To detect genetic alteration in exon 9 of FGFR3 gene, 50 patients with different grads of bladder cancer who admitted to Ghazi AL-Hariri Hospital in Baghdad and 25 healthy persons aged between 30 to 86 years were included in this study. DNA was extracted from blood samples from patients and healthy control. PCR was conducted using special primers. Mutations of exon 9 of the FGFR3 gene were screened by sequencing and the patients sequencing results were compared with human reference FGFR3 gene sequence (NCBI Reference Sequence: NG_012632.1).

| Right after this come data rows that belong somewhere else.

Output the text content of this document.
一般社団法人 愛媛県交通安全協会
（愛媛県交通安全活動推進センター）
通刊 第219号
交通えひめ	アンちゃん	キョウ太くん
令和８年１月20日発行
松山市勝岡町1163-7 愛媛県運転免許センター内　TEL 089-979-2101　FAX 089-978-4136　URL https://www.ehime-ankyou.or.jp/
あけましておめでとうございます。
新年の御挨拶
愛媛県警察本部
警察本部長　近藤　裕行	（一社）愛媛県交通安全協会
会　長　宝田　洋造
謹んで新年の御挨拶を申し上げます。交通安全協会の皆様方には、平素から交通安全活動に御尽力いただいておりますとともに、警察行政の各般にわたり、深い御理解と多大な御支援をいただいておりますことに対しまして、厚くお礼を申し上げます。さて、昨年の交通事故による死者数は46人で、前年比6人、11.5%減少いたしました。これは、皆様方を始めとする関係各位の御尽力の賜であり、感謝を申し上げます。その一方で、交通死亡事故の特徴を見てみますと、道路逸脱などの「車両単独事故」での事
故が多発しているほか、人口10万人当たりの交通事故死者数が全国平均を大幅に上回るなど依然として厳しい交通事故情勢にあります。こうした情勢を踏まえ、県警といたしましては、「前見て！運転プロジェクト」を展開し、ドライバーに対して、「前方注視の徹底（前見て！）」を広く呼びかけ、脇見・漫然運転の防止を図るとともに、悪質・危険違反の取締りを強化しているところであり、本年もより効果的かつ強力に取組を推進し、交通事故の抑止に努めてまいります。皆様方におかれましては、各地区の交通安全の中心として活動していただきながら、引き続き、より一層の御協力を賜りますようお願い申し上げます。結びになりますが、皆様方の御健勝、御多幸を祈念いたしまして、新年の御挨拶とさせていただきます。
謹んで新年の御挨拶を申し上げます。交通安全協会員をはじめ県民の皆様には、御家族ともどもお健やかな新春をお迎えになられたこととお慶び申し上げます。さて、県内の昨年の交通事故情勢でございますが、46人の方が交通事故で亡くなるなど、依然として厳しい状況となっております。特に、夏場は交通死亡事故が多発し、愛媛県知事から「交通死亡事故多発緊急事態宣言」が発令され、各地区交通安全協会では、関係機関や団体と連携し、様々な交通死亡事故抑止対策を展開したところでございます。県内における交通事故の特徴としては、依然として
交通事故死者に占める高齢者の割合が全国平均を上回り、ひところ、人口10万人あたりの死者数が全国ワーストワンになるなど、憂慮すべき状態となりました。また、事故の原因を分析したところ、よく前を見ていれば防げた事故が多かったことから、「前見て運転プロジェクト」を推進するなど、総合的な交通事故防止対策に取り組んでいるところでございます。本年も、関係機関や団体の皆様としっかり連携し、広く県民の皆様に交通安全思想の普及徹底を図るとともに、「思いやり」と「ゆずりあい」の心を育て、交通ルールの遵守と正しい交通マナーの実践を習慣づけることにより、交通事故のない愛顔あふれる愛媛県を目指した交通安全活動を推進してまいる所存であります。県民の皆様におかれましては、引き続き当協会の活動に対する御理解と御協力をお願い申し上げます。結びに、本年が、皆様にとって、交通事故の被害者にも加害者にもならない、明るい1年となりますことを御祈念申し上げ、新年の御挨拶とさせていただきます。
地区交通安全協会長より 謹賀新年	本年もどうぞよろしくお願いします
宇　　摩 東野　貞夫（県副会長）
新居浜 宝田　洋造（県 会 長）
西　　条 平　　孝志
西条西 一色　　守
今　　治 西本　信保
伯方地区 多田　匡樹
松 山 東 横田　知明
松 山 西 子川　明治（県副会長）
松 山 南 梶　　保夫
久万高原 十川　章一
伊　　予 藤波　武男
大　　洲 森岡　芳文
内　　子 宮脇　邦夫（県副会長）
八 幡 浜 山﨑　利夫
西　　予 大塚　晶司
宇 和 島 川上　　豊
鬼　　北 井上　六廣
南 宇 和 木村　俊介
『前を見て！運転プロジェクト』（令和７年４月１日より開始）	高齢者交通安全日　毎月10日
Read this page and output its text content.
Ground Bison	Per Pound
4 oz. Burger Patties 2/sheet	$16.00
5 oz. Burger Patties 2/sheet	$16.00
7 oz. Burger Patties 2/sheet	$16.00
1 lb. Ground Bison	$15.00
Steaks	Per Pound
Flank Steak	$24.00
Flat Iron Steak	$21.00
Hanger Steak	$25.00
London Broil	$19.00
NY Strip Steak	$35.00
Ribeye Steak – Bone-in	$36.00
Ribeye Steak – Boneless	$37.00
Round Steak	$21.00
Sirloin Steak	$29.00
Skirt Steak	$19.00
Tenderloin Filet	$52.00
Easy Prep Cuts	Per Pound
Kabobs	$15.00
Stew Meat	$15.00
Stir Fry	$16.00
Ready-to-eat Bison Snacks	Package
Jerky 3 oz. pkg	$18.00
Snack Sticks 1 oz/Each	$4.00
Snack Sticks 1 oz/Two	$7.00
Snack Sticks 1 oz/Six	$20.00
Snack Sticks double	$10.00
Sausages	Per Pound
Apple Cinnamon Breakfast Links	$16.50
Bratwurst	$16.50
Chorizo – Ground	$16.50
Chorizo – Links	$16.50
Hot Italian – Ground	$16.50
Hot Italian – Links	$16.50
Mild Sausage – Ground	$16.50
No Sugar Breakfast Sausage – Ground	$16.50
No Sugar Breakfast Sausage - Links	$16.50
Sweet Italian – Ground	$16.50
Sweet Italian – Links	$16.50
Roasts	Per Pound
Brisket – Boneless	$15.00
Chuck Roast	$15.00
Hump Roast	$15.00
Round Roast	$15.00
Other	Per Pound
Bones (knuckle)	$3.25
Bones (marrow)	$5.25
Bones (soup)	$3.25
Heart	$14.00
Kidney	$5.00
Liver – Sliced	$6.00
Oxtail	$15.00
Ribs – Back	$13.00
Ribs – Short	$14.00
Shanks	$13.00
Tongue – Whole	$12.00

Among 50 patients included in this study, 30 (37%) patients were with mutations detected in exon 9 which include novel g.16026 del G and g.16024 sub G>C mutations. The more frequent mutation was g.16026 del G (22, 70%) followed by g.16024 sub G>C mutation (8, 30%). Moreover, the results showed that three patients were with compound mutations (with both exon 9 mutations).
Exon 9 mutations (g.16024 sub G to C and g.16026 del G) showed an association with cancer initiation and metastasis since they detected in grad I and II.